Less personally, I agree that recruiting too many people who "fit in", can lead to a lack of diversity. Can you collectively be as creative if you all have similar perspectives? If your customers are global, does your team need to be global? How else can you relate to your markets? If your customers are all ages, does you team need to be all ages for the same reason? And so on.

Cultural fit matters, but isn't it less about personality and more about values? If your job requires that you do things that conflict with your fundamental values, then you probably will become frustrated, unhappy and demotivated in it. Clashing personalities and approaches (disorganised, wacky, quiet, systematic) are positive. Clashing core values (attitudes to safety, work-life balance, equality, fairness, remuneration) are not.

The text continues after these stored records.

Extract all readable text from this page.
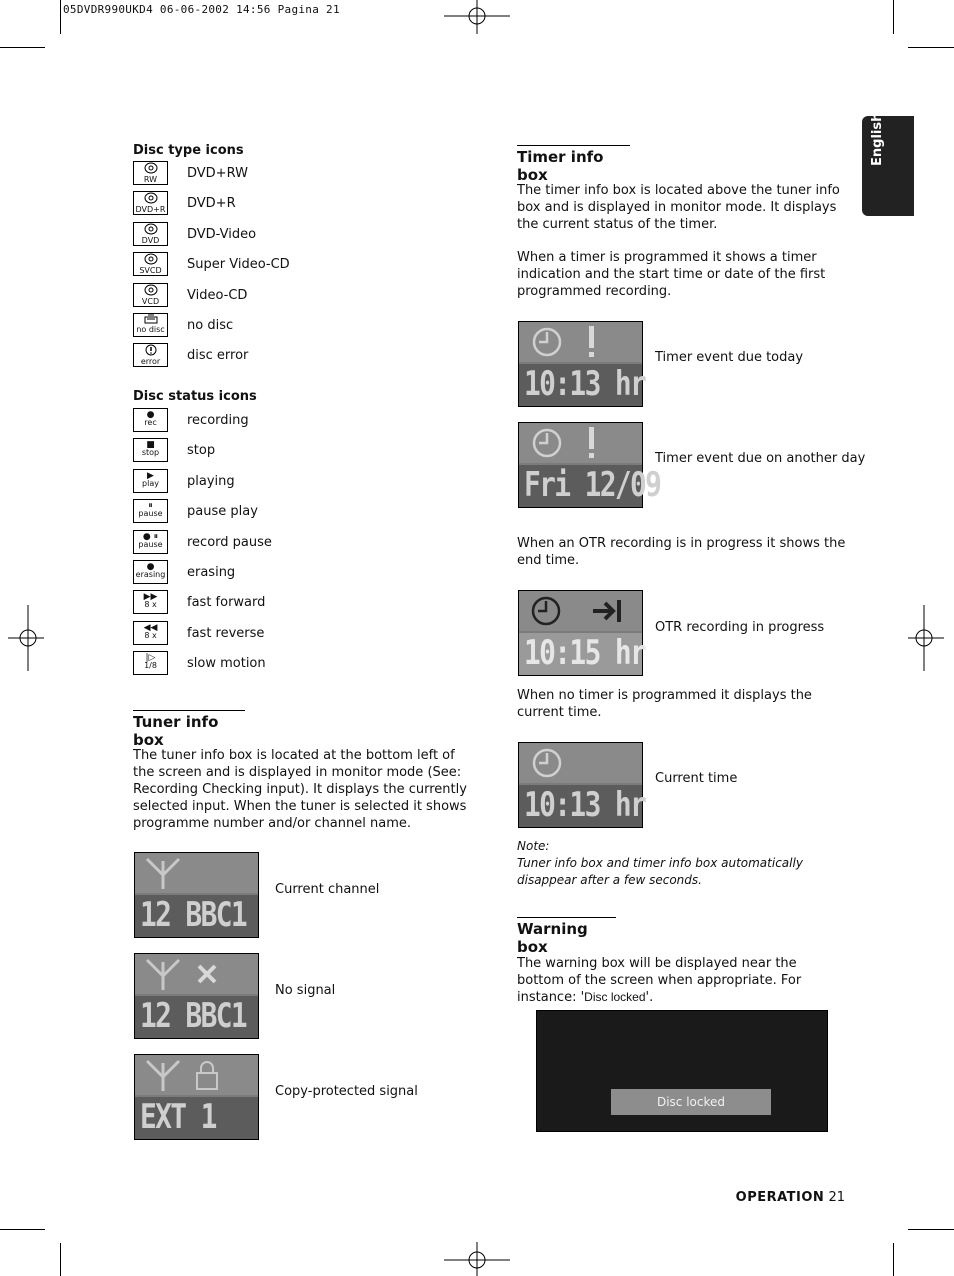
05DVDR990UKD4 06-06-2002 14:56 Pagina 21
English
Disc type icons
RW	DVD+RW
DVD+R DVD+R
DVD	DVD-Video
SVCD	Super Video-CD
VCD	Video-CD
no disc no disc
error	disc error
Disc status icons
●
rec	recording
■
stop	stop
▶
play	playing
⏸
pause	pause play
● ⏸
pause	record pause
●
erasing erasing
▶▶
8 x	fast forward
◀◀
8 x	fast reverse
|▷
1/8	slow motion
Tuner info box
The tuner info box is located at the bottom left of the screen and is displayed in monitor mode (See: Recording Checking input). It displays the currently selected input. When the tuner is selected it shows programme number and/or channel name.
12 BBC1
Current channel
12 BBC1
No signal
EXT 1
Copy-protected signal
Timer info box
The timer info box is located above the tuner info box and is displayed in monitor mode. It displays the current status of the timer.
When a timer is programmed it shows a timer indication and the start time or date of the first programmed recording.
10:13 hr
Timer event due today
Fri 12/09
Timer event due on another day
When an OTR recording is in progress it shows the end time.
10:15 hr
OTR recording in progress
When no timer is programmed it displays the current time.
10:13 hr
Current time
Note:
Tuner info box and timer info box automatically disappear after a few seconds.
Warning box
The warning box will be displayed near the bottom of the screen when appropriate. For instance: 'Disc locked'.
Disc locked
OPERATION 21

But this comic is hilarious. :) I've been to some pretty tough interviews. And one of my colleagues frequently wanders around on a Friday in a banana man suit with cake to perk us up before the weekend. But... no dinosaurs in interviews yet...

Jam's picture
Jam
2

I'm listening to you guys, I just have a very different perspective as an insider with all of the facts so I'm staying out of it in this forum. Please keep in mind that the comic, as always, represents a very small slice of a larger picture and a larger strategy that I'm not in a position to reveal. We do approach coop interviews differently from regular interviews. We are deliberately working to build an unusual company, and there's far more to it than just "wackiness" :)

I will say though that your commentary has generated some discussion within the company.

Sidhekin's picture
Sidhekin
1

There's taking it in stride, and there's faking it in stride. Yeah, I would have asked.

jyrbain's picture
jyrbain
0

I would have asked too. But probably not right away. I would have gone through all of the formal interview questions and when it came to the end and talked about more personal items such as hobbies or where I live (new commute, etc.) I would casually say "So what's with the Dinosaur in the room anyways?"

jenake7395's picture
jenake7395
3

I can't wait until the applicant they hire comes in wearing a dinosaur suit on their first day of work. That's how you know you picked the right guy.

Shadowydreamer's picture
Shadowydreamer
1

I wouldn't have questioned it - I'd have assumed it was a Hallowe'en thing!

votecoffee's picture
votecoffee
5

And if you guys like them, then they get to go see the HumanRe-saurus?

ffejery
0

Bravo! *applause*

votecoffee's picture
votecoffee
0

*takes shameful bow*

Jam's picture
Jam
0

ohhhh my goshhhhh

votecoffee's picture
votecoffee
0

And if you guys like them, then they get to go see the HumanRe-saurus?

Aahzmandius's picture
Aahzmandius
0

The proper response to this kind of interview is to say, "As long as I don't get the nickname Tokyo, we're good."

Hairnester's picture
Hairnester
0

If that's the costume I'm thinking of, I'm currently sitting in my office wearing my own and sipping tea!

Gholateg's picture
Gholateg
0

I would have wadded up paper and demanded the job, or I would rain down asteroid death on them all.

Dieuwertje's picture
Dieuwertje
1

Ha, the ties on top of the costumes! Business dinosaur.

"Should we discuss the incoming meteor?" "Hm, let's grab a coffee first"

NoraVonWasted's picture
NoraVonWasted
1

I actually have a job interview today (on Halloween, of all days) and this comic made me laugh when I checked this. (Except I'm prepared and shuck some kitty ears in my purse just in case my interviewers show up in costume >:3)

Sidhekin's picture
Sidhekin
0

... did they?

:)

NoraVonWasted's picture
NoraVonWasted
1

They didn't, which was a shame because I was so ready to take the kitty ears out! Oh, well.